Agreed. While this is better than many services, which make it easy to upgrade on the web but impossible to cancel without a phone call, it is still user hostile.
I ended up having to make a similar flow for subscription cancellation. We've been spending lots of time removing obstacles to subscribe. CEO got a brilliant idea to hire a call center and require call-to-cancel.
After weeks of "debate" we settled on a 5 page "are you sure?" "are you super duper sure?" "Everyone loves you and will miss you. are you sure?" with confusing buttons "Cancel" cancels your subscription deactivation process (subscription is still active) you have to choose "I want to deactivate my subscription" on each page. I feel a bit dead inside.
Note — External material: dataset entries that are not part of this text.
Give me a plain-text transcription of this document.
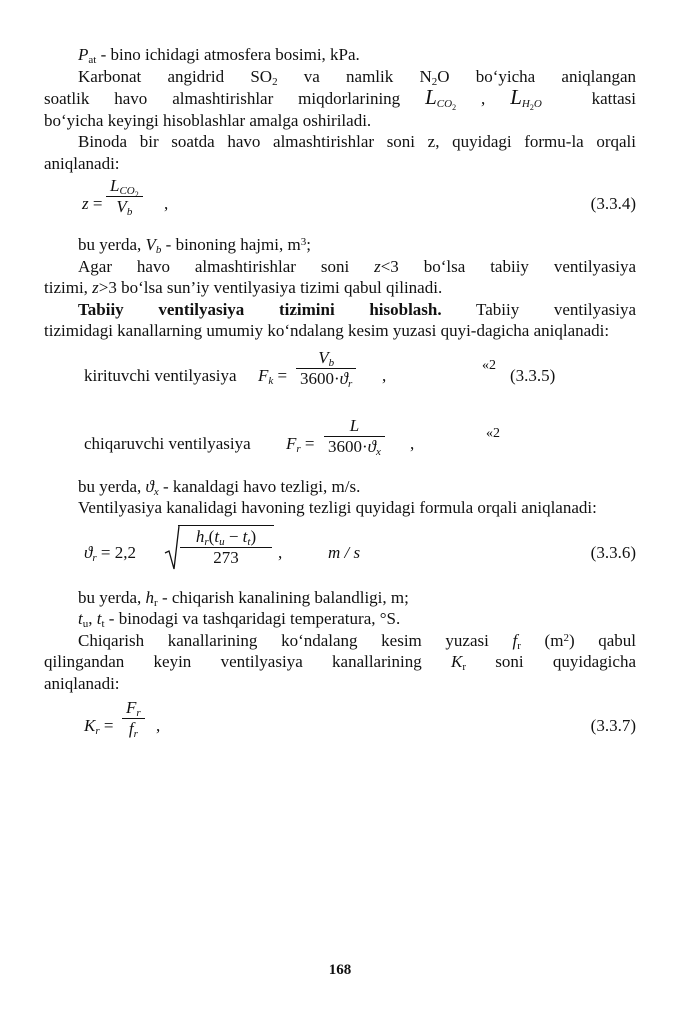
$P_{at}$ - bino ichidagi atmosfera bosimi, kPa.

Karbonat angidrid $SO_2$ va namlik $N_2O$ bo‘yicha aniqlangan

soatlik havo almashtirishlar miqdorlarining $L_{CO_2}$ , $L_{H_2O}$	kattasi

bo‘yicha keyingi hisoblashlar amalga oshiriladi.

Binoda bir soatda havo almashtirishlar soni z, quyidagi formu-la orqali aniqlanadi:

z =
$L_{CO_2}$
$V_b$	,	(3.3.4)

bu yerda, $V_b$ - binoning hajmi, $m^3$;

Agar havo almashtirishlar soni z<3 bo‘lsa tabiiy ventilyasiya

tizimi, z>3 bo‘lsa sun’iy ventilyasiya tizimi qabul qilinadi.

Tabiiy ventilyasiya tizimini hisoblash. Tabiiy ventilyasiya

tizimidagi kanallarning umumiy ko‘ndalang kesim yuzasi quyi-dagicha aniqlanadi:

kirituvchi ventilyasiya $F_k = \frac{V_b}{3600\cdot ϑ_r}$ ,
«2
(3.3.5)
chiqaruvchi ventilyasiya $F_r = \frac{L}{3600\cdot ϑ_x}$ ,
«2

bu yerda, $ϑ_x$ - kanaldagi havo tezligi, m/s.

Ventilyasiya kanalidagi havoning tezligi quyidagi formula orqali aniqlanadi:

$ϑ_r = 2,2$	$\frac{h_r(t_u - t_t)}{273}$ ,	m / s	(3.3.6)

bu yerda, $h_r$ - chiqarish kanalining balandligi, m;

$t_u$, $t_t$ - binodagi va tashqaridagi temperatura, °S.

Chiqarish kanallarining ko‘ndalang kesim yuzasi $f_r$ $(m^2)$ qabul

qilingandan keyin ventilyasiya kanallarining $K_r$ soni quyidagicha

aniqlanadi:

$K_r = \frac{F_r}{f_r}$ ,	(3.3.7)
168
I will attempt to cancel with a company through the normal flow, but sometimes a simple email works just as well to get things done.
If there are too many hoops to jump through, I will contact my credit card company instead, they are more than happy to resolve the situation and just not process the payments anymore.
To be clear, the reason they make you call is to try and stop you from downgrading. The fact that there are some cases where the customer doesn't understand the impact on their data is the justification (fig leaf). You know this because if the latter risk were the same but the company couldn't stop the downgrade (e.g., the company is discontinuing the service and the customer needs to be helped on how to transfer their data to a similar competing service), the company would never offer to talk about it over the phone.
While not quite in Facebook 'Your friends will miss you' territory, it still feels quite scummy.
They belong to an era of the Internet where growth and retention stats trump all. Just let me cancel.
Oh, and if you cancel and are over the limit and login, Dropbox will give you a nag screen and hold your files hostage till you cough up.
How this is in any way an example of good practice is beyond me.